For everyone out there who hoards vacation days until it's too late to use them, and then brags about it in the office, I say "Stop the madness!" You're promoting a dangerous urban legend -- the office super hero, who works tirelessly throughout the week, after hours, on weekends, on the most high-profile projects. Too busy to take a day off, too high on stress to see the effects in the mirror.
Stop. Breathe. Cry if you need to. And then schedule some time off.
And while you're off, think about the path you're on. While managers notice and appreciate employees who put in extra time and effort for special projects, an employee who consistently needs to work evenings and weekends to get the job done can be the sign of a problem. To be fair, the problem may be that the workload is too demanding. The other option is that the problem is you.
As chief human resources and citizenship officer for a large company, I've seen what happens to employees who don't cultivate a life outside the workplace. It's only a matter of time before long hours and limited outside perspective strips them of their creativity, their problem-solving skills, and even their health.

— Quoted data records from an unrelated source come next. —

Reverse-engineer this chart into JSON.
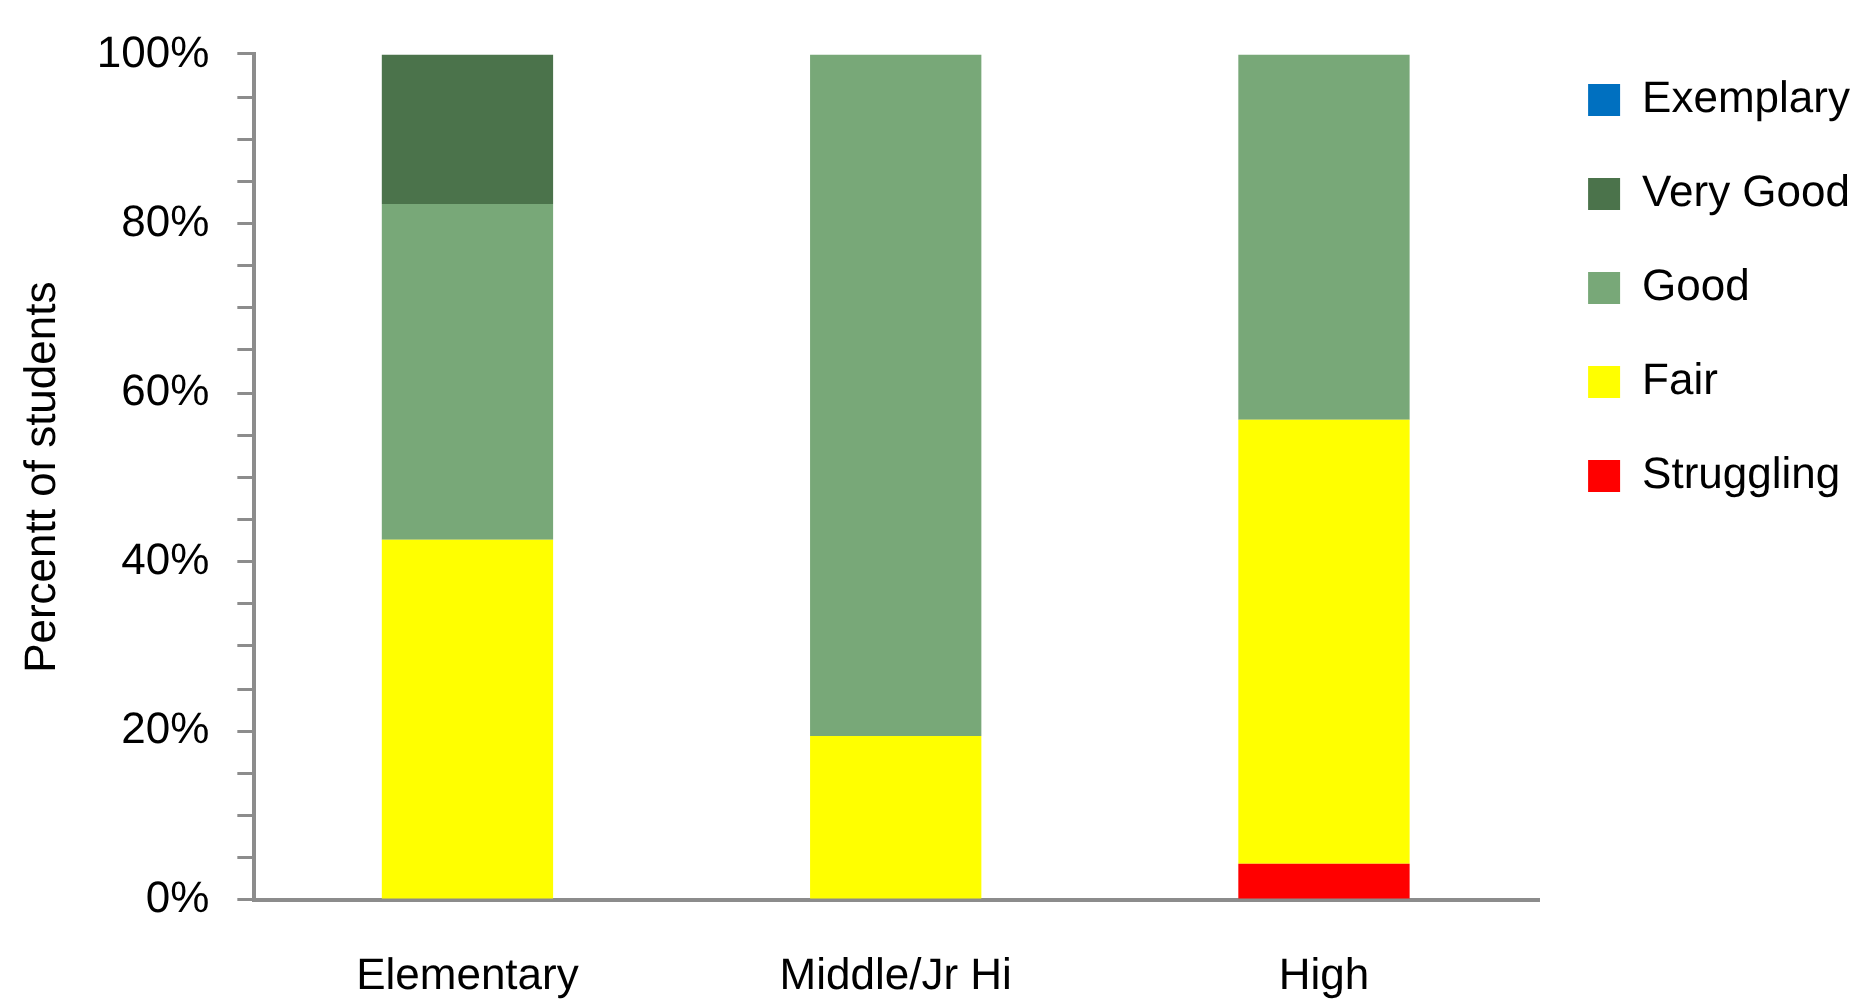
{
  "chart_data": {
    "type": "bar",
    "stacked": true,
    "ylabel": "Percentt of students",
    "categories": [
      "Elementary",
      "Middle/Jr Hi",
      "High"
    ],
    "series": [
      {
        "name": "Struggling",
        "color": "#ff0000",
        "values": [
          0,
          0,
          4.3
        ]
      },
      {
        "name": "Fair",
        "color": "#ffff00",
        "values": [
          42.6,
          19.4,
          52.5
        ]
      },
      {
        "name": "Good",
        "color": "#78a878",
        "values": [
          39.7,
          80.6,
          43.2
        ]
      },
      {
        "name": "Very Good",
        "color": "#4b734b",
        "values": [
          17.7,
          0,
          0
        ]
      },
      {
        "name": "Exemplary",
        "color": "#0070c0",
        "values": [
          0,
          0,
          0
        ]
      }
    ],
    "ylim": [
      0,
      100
    ],
    "yticks": [
      {
        "value": 0,
        "label": "0%"
      },
      {
        "value": 5,
        "label": null
      },
      {
        "value": 10,
        "label": null
      },
      {
        "value": 15,
        "label": null
      },
      {
        "value": 20,
        "label": "20%"
      },
      {
        "value": 25,
        "label": null
      },
      {
        "value": 30,
        "label": null
      },
      {
        "value": 35,
        "label": null
      },
      {
        "value": 40,
        "label": "40%"
      },
      {
        "value": 45,
        "label": null
      },
      {
        "value": 50,
        "label": null
      },
      {
        "value": 55,
        "label": null
      },
      {
        "value": 60,
        "label": "60%"
      },
      {
        "value": 65,
        "label": null
      },
      {
        "value": 70,
        "label": null
      },
      {
        "value": 75,
        "label": null
      },
      {
        "value": 80,
        "label": "80%"
      },
      {
        "value": 85,
        "label": null
      },
      {
        "value": 90,
        "label": null
      },
      {
        "value": 95,
        "label": null
      },
      {
        "value": 100,
        "label": "100%"
      }
    ],
    "legend": "right"
  }
}
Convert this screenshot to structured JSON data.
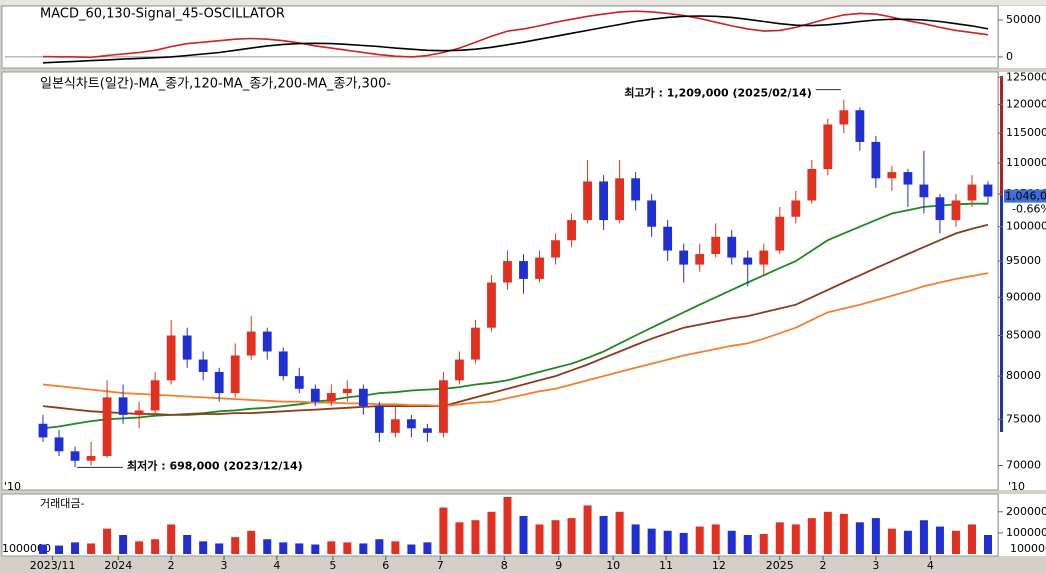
{
  "chart_data": [
    {
      "type": "line",
      "title": "MACD_60,130-Signal_45-OSCILLATOR",
      "x": [
        0,
        1,
        2,
        3,
        4,
        5,
        6,
        7,
        8,
        9,
        10,
        11,
        12,
        13,
        14,
        15,
        16,
        17,
        18,
        19,
        20,
        21,
        22,
        23,
        24,
        25,
        26,
        27,
        28,
        29,
        30,
        31,
        32,
        33,
        34,
        35,
        36,
        37,
        38,
        39,
        40,
        41,
        42,
        43,
        44,
        45,
        46,
        47,
        48,
        49,
        50,
        51,
        52,
        53,
        54,
        55,
        56,
        57,
        58,
        59
      ],
      "xlim": [
        -0.5,
        59.5
      ],
      "ylim": [
        -15000,
        69000
      ],
      "yticks": [
        0,
        50000
      ],
      "series": [
        {
          "name": "MACD_60,130",
          "color": "#d02020",
          "values": [
            500,
            200,
            0,
            -500,
            2000,
            4000,
            6000,
            9000,
            14000,
            18000,
            20000,
            22000,
            24000,
            25000,
            24000,
            22000,
            19000,
            15000,
            12000,
            9000,
            6000,
            3000,
            1000,
            0,
            2000,
            6000,
            12000,
            20000,
            28000,
            35000,
            38000,
            42000,
            47000,
            51000,
            55000,
            58000,
            61000,
            62000,
            61000,
            59000,
            56000,
            52000,
            47000,
            42000,
            38000,
            35000,
            36000,
            40000,
            46000,
            52000,
            57000,
            59000,
            58000,
            54000,
            49000,
            45000,
            40000,
            36000,
            33000,
            30000
          ]
        },
        {
          "name": "Signal_45",
          "color": "#000000",
          "values": [
            -8000,
            -7000,
            -6000,
            -5000,
            -4000,
            -3000,
            -2000,
            -1000,
            0,
            2000,
            4000,
            6000,
            9000,
            12000,
            15000,
            17000,
            18000,
            18500,
            18000,
            17000,
            15500,
            14000,
            12000,
            10500,
            9000,
            8500,
            9000,
            10500,
            13000,
            16500,
            20000,
            24000,
            28000,
            32000,
            36000,
            40000,
            44000,
            48000,
            51000,
            53500,
            55000,
            55500,
            55000,
            53500,
            51000,
            48000,
            45000,
            43000,
            42500,
            43500,
            45500,
            48000,
            50000,
            51000,
            51000,
            50000,
            48000,
            45000,
            42000,
            38000
          ]
        }
      ]
    },
    {
      "type": "candlestick",
      "title": "일본식차트(일간)-MA_종가,120-MA_종가,200-MA_종가,300-",
      "x": [
        0,
        1,
        2,
        3,
        4,
        5,
        6,
        7,
        8,
        9,
        10,
        11,
        12,
        13,
        14,
        15,
        16,
        17,
        18,
        19,
        20,
        21,
        22,
        23,
        24,
        25,
        26,
        27,
        28,
        29,
        30,
        31,
        32,
        33,
        34,
        35,
        36,
        37,
        38,
        39,
        40,
        41,
        42,
        43,
        44,
        45,
        46,
        47,
        48,
        49,
        50,
        51,
        52,
        53,
        54,
        55,
        56,
        57,
        58,
        59
      ],
      "xlim": [
        -0.5,
        59.5
      ],
      "ylim": [
        68500,
        126000
      ],
      "log_scale": true,
      "yticks": [
        70000,
        75000,
        80000,
        85000,
        90000,
        95000,
        100000,
        105000,
        110000,
        115000,
        120000,
        125000
      ],
      "up_color": "#e03020",
      "down_color": "#2030d0",
      "open": [
        74500,
        73000,
        71500,
        70500,
        71000,
        77500,
        75500,
        76000,
        79500,
        85000,
        82000,
        80500,
        78000,
        82500,
        85500,
        83000,
        80000,
        78500,
        77000,
        78000,
        78500,
        76500,
        73500,
        75000,
        74000,
        73500,
        79500,
        82000,
        86000,
        92000,
        95000,
        92500,
        95500,
        98000,
        101000,
        107000,
        101000,
        107500,
        104000,
        100000,
        96500,
        94500,
        96000,
        98500,
        95500,
        94500,
        96500,
        101500,
        104000,
        109000,
        116500,
        119000,
        113500,
        107500,
        108500,
        106500,
        104500,
        101000,
        104000,
        106500
      ],
      "high": [
        75500,
        73800,
        72000,
        72500,
        79500,
        79000,
        77000,
        80500,
        87000,
        86000,
        83000,
        81000,
        84000,
        87500,
        86000,
        83500,
        81000,
        79000,
        79000,
        79500,
        79000,
        77000,
        76500,
        75500,
        74500,
        80500,
        83000,
        87000,
        93000,
        96500,
        96000,
        96500,
        99000,
        102000,
        110500,
        108000,
        110500,
        108500,
        105000,
        101000,
        97500,
        97500,
        100500,
        99500,
        96500,
        97500,
        103000,
        105500,
        110500,
        117500,
        120900,
        119500,
        114500,
        109500,
        109000,
        112000,
        105000,
        105000,
        108000,
        107000
      ],
      "low": [
        72500,
        71000,
        69800,
        70000,
        70800,
        74500,
        74000,
        75500,
        79000,
        81000,
        79500,
        77000,
        77500,
        82000,
        82000,
        79500,
        78000,
        76500,
        76500,
        77000,
        75500,
        72500,
        73000,
        73000,
        72500,
        73000,
        79000,
        81500,
        85500,
        91000,
        90500,
        92000,
        94500,
        97000,
        100500,
        99500,
        100500,
        102500,
        98500,
        95000,
        92000,
        93500,
        95500,
        94500,
        91500,
        93000,
        96000,
        100500,
        103500,
        108000,
        115000,
        112000,
        106000,
        105500,
        103000,
        102000,
        99000,
        100000,
        103000,
        103500
      ],
      "close": [
        73000,
        71500,
        70500,
        71000,
        77500,
        75500,
        76000,
        79500,
        85000,
        82000,
        80500,
        78000,
        82500,
        85500,
        83000,
        80000,
        78500,
        77000,
        78000,
        78500,
        76500,
        73500,
        75000,
        74000,
        73500,
        79500,
        82000,
        86000,
        92000,
        95000,
        92500,
        95500,
        98000,
        101000,
        107000,
        101000,
        107500,
        104000,
        100000,
        96500,
        94500,
        96000,
        98500,
        95500,
        94500,
        96500,
        101500,
        104000,
        109000,
        116500,
        119000,
        113500,
        107500,
        108500,
        106500,
        104500,
        101000,
        104000,
        106500,
        104600
      ],
      "series": [
        {
          "name": "MA_종가,120",
          "color": "#1e8a1e",
          "values": [
            74000,
            74200,
            74500,
            74800,
            75000,
            75100,
            75200,
            75400,
            75500,
            75600,
            75700,
            75900,
            76000,
            76200,
            76300,
            76500,
            76700,
            77000,
            77200,
            77500,
            77700,
            78000,
            78100,
            78300,
            78400,
            78500,
            78700,
            79000,
            79200,
            79500,
            80000,
            80500,
            81000,
            81500,
            82200,
            83000,
            84000,
            85000,
            86000,
            87000,
            88000,
            89000,
            90000,
            91000,
            92000,
            93000,
            94000,
            95000,
            96500,
            98000,
            99000,
            100000,
            101000,
            102000,
            102500,
            103000,
            103200,
            103400,
            103500,
            103500
          ]
        },
        {
          "name": "MA_종가,200",
          "color": "#8b3a1a",
          "values": [
            76500,
            76300,
            76100,
            75900,
            75800,
            75700,
            75600,
            75600,
            75500,
            75500,
            75600,
            75600,
            75700,
            75700,
            75800,
            75900,
            76000,
            76100,
            76200,
            76300,
            76400,
            76500,
            76500,
            76500,
            76500,
            76500,
            77000,
            77500,
            78000,
            78500,
            79000,
            79500,
            80000,
            80700,
            81400,
            82200,
            83000,
            83800,
            84600,
            85300,
            86000,
            86400,
            86800,
            87200,
            87500,
            88000,
            88500,
            89000,
            90000,
            91000,
            92000,
            93000,
            94000,
            95000,
            96000,
            97000,
            98000,
            99000,
            99700,
            100300
          ]
        },
        {
          "name": "MA_종가,300",
          "color": "#f08030",
          "values": [
            79000,
            78800,
            78600,
            78400,
            78200,
            78000,
            77900,
            77800,
            77700,
            77600,
            77500,
            77400,
            77300,
            77200,
            77100,
            77000,
            77000,
            76900,
            76900,
            76800,
            76800,
            76700,
            76700,
            76600,
            76600,
            76500,
            76700,
            76900,
            77000,
            77400,
            77800,
            78200,
            78500,
            79000,
            79500,
            80000,
            80500,
            81000,
            81500,
            82000,
            82500,
            82900,
            83300,
            83700,
            84000,
            84600,
            85300,
            86000,
            87000,
            88000,
            88500,
            89000,
            89600,
            90200,
            90800,
            91500,
            92000,
            92500,
            92900,
            93300
          ]
        }
      ],
      "high_label": "최고가 : 1,209,000 (2025/02/14)",
      "high_color": "#d02020",
      "low_label": "최저가 : 698,000 (2023/12/14)",
      "low_color": "#1a2fb0",
      "last_label": "1,046,000",
      "last_change": "-0.66%",
      "scale_label": "'10"
    },
    {
      "type": "bar",
      "title": "거래대금-",
      "x": [
        0,
        1,
        2,
        3,
        4,
        5,
        6,
        7,
        8,
        9,
        10,
        11,
        12,
        13,
        14,
        15,
        16,
        17,
        18,
        19,
        20,
        21,
        22,
        23,
        24,
        25,
        26,
        27,
        28,
        29,
        30,
        31,
        32,
        33,
        34,
        35,
        36,
        37,
        38,
        39,
        40,
        41,
        42,
        43,
        44,
        45,
        46,
        47,
        48,
        49,
        50,
        51,
        52,
        53,
        54,
        55,
        56,
        57,
        58,
        59
      ],
      "xlim": [
        -0.5,
        59.5
      ],
      "ylim": [
        0,
        270000
      ],
      "yticks": [
        100000,
        200000
      ],
      "unit_label": "1000000",
      "up_color": "#e03020",
      "down_color": "#2030d0",
      "values": [
        45000,
        40000,
        55000,
        50000,
        120000,
        90000,
        60000,
        70000,
        140000,
        90000,
        60000,
        50000,
        80000,
        110000,
        70000,
        55000,
        50000,
        45000,
        60000,
        55000,
        50000,
        70000,
        60000,
        45000,
        55000,
        220000,
        150000,
        160000,
        200000,
        270000,
        180000,
        140000,
        160000,
        170000,
        230000,
        180000,
        200000,
        140000,
        120000,
        110000,
        100000,
        130000,
        140000,
        110000,
        90000,
        95000,
        150000,
        140000,
        170000,
        200000,
        190000,
        150000,
        170000,
        120000,
        110000,
        160000,
        130000,
        110000,
        140000,
        90000
      ],
      "xticks": [
        {
          "value": 0.6,
          "label": "2023/11"
        },
        {
          "value": 4.7,
          "label": "2024"
        },
        {
          "value": 8.0,
          "label": "2"
        },
        {
          "value": 11.3,
          "label": "3"
        },
        {
          "value": 14.6,
          "label": "4"
        },
        {
          "value": 18.1,
          "label": "5"
        },
        {
          "value": 21.4,
          "label": "6"
        },
        {
          "value": 24.8,
          "label": "7"
        },
        {
          "value": 28.8,
          "label": "8"
        },
        {
          "value": 32.2,
          "label": "9"
        },
        {
          "value": 35.6,
          "label": "10"
        },
        {
          "value": 38.9,
          "label": "11"
        },
        {
          "value": 42.2,
          "label": "12"
        },
        {
          "value": 46.0,
          "label": "2025"
        },
        {
          "value": 48.7,
          "label": "2"
        },
        {
          "value": 52.0,
          "label": "3"
        },
        {
          "value": 55.4,
          "label": "4"
        }
      ]
    }
  ]
}
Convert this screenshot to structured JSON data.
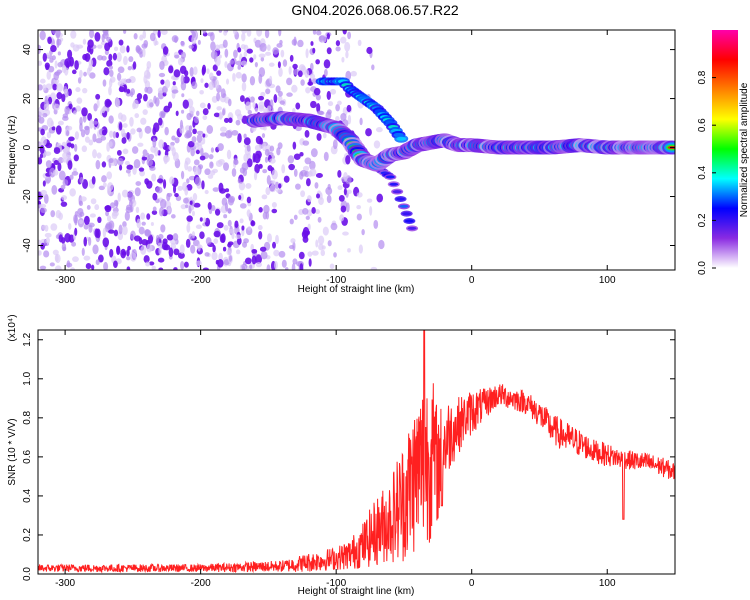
{
  "title": "GN04.2026.068.06.57.R22",
  "chart_data": [
    {
      "type": "heatmap",
      "xlabel": "Height of straight line (km)",
      "ylabel": "Frequency (Hz)",
      "xlim": [
        -320,
        150
      ],
      "ylim": [
        -50,
        48
      ],
      "xticks": [
        -300,
        -200,
        -100,
        0,
        100
      ],
      "yticks": [
        -40,
        -20,
        0,
        20,
        40
      ],
      "colorbar": {
        "label": "Normalized spectral amplitude",
        "range": [
          0.0,
          1.0
        ],
        "ticks": [
          0.0,
          0.2,
          0.4,
          0.6,
          0.8
        ],
        "colors": [
          "#ffffff",
          "#8a2be2",
          "#0000ff",
          "#00ffff",
          "#00ff00",
          "#ffff00",
          "#ff8000",
          "#ff0000",
          "#ff00aa"
        ]
      },
      "features": {
        "noise_region_x": [
          -320,
          -90
        ],
        "main_track": [
          [
            -160,
            11
          ],
          [
            -140,
            12
          ],
          [
            -120,
            11
          ],
          [
            -100,
            8
          ],
          [
            -90,
            3
          ],
          [
            -80,
            -5
          ],
          [
            -70,
            -7
          ],
          [
            -60,
            -3
          ],
          [
            -50,
            -2
          ],
          [
            -40,
            1
          ],
          [
            -30,
            2
          ],
          [
            -20,
            3
          ],
          [
            -10,
            1
          ],
          [
            0,
            1
          ],
          [
            20,
            0
          ],
          [
            40,
            0
          ],
          [
            60,
            0
          ],
          [
            80,
            1
          ],
          [
            100,
            0
          ],
          [
            120,
            0
          ],
          [
            150,
            0
          ]
        ],
        "upper_branch": [
          [
            -110,
            27
          ],
          [
            -95,
            27
          ],
          [
            -90,
            24
          ],
          [
            -80,
            20
          ],
          [
            -70,
            16
          ],
          [
            -60,
            10
          ],
          [
            -50,
            2
          ]
        ],
        "lower_tail": [
          [
            -70,
            -8
          ],
          [
            -60,
            -12
          ],
          [
            -55,
            -18
          ],
          [
            -50,
            -24
          ],
          [
            -42,
            -36
          ]
        ]
      }
    },
    {
      "type": "line",
      "xlabel": "Height of straight line (km)",
      "ylabel": "SNR (10 * V/V)",
      "y_multiplier": "(x10⁴)",
      "xlim": [
        -320,
        150
      ],
      "ylim": [
        0.0,
        1.25
      ],
      "xticks": [
        -300,
        -200,
        -100,
        0,
        100
      ],
      "yticks": [
        0.0,
        0.2,
        0.4,
        0.6,
        0.8,
        1.0,
        1.2
      ],
      "color": "#ff2020",
      "envelope": {
        "x": [
          -320,
          -200,
          -140,
          -120,
          -100,
          -90,
          -80,
          -70,
          -60,
          -55,
          -50,
          -45,
          -40,
          -35,
          -30,
          -25,
          -20,
          -15,
          -10,
          -5,
          0,
          5,
          10,
          15,
          20,
          25,
          30,
          40,
          50,
          60,
          70,
          80,
          90,
          100,
          110,
          120,
          130,
          140,
          150
        ],
        "y": [
          0.03,
          0.03,
          0.04,
          0.06,
          0.08,
          0.1,
          0.15,
          0.22,
          0.28,
          0.33,
          0.38,
          0.45,
          0.53,
          0.58,
          0.62,
          0.55,
          0.67,
          0.73,
          0.76,
          0.8,
          0.83,
          0.85,
          0.87,
          0.9,
          0.92,
          0.91,
          0.9,
          0.88,
          0.82,
          0.74,
          0.7,
          0.67,
          0.63,
          0.61,
          0.59,
          0.58,
          0.57,
          0.55,
          0.52
        ],
        "noise": [
          0.02,
          0.02,
          0.03,
          0.05,
          0.06,
          0.08,
          0.12,
          0.18,
          0.22,
          0.28,
          0.32,
          0.38,
          0.4,
          0.45,
          0.45,
          0.3,
          0.22,
          0.18,
          0.15,
          0.12,
          0.12,
          0.1,
          0.08,
          0.07,
          0.06,
          0.06,
          0.06,
          0.06,
          0.07,
          0.08,
          0.08,
          0.07,
          0.06,
          0.06,
          0.05,
          0.05,
          0.05,
          0.05,
          0.05
        ]
      },
      "peak": {
        "x": -35,
        "y": 1.25
      },
      "dips": [
        {
          "x": -22,
          "y": 0.35
        },
        {
          "x": 112,
          "y": 0.28
        }
      ]
    }
  ]
}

I think the first time I heard the term "work/life balance" was in the 1980s. It was something that women were striving to achieve by balancing work with responsibilities at home. Thirty years later, both men and women are looking for ways to even out the scales. But, I don't think this is merely an issue of striking a balance between "work" and "life." There aren't just two facets to our lives. Effectively managing the multiple dimensions of ourselves will help us thrive and feel good about our journey.
So why are so many of us stockpiling vacation days off and burning out at work? According to one study, the United States has earned the dubious distinction of the No-Vacation Nation, compared with other industrialized nations. It may be that our culture and our economic climate contribute to the feeling that we have to work long hours to prove our value and get ahead. Ironically, it's this very mindset that may end up costing you your job, your health, your sanity, or all three. Research shows that taking breaks alleviates stress, reduces errors and improves the quality of work.
So take some time off and use it to develop a new plan:
- Get a life. Challenging work can be attractive and compelling to the point of distraction for some. Make sure your life outside the office is equally compelling and attractive. Take time away from work to devote to friends, family and interests that inspire you -- it will make your work more interesting and meaningful, and the satisfaction you get from work will make your time away more enjoyable as well.
- Get away. Multitasking is not productive. While it may feel like we're able to get more done by doing several tasks at once, it turns out that dividing our attention seriously diminishes the quality of our efforts. There's a reason our best ideas often come to us in the shower, during our morning commute, our even in our dreams. Solitary time allows our minds to mull things over and work them out, even if we aren't consciously trying. Taking a break, getting a change of scenery or doing something unexpected doesn't just clear our minds; it can lead to unexpected insights.
- Get healthy. Eating right, exercising and getting enough rest is exactly what you need to be your best at work and home. Carve out time to create healthy eating and exercise habits and make sure you get enough sleep. Getting by on too little sleep can negatively affect your productivity, mood and health. (Find out: How much sleep do I really need?)
If you are devoting almost all your attention to the "work" dimension of your life, schedule some time off to recharge. And while you're at it, develop a plan that will allow you to be more balanced, productive and content in all aspects of your life. That way, when you come back to work refreshed, you'll be promoting a different kind of office super hero -- balanced, healthy, and ready to take on the world.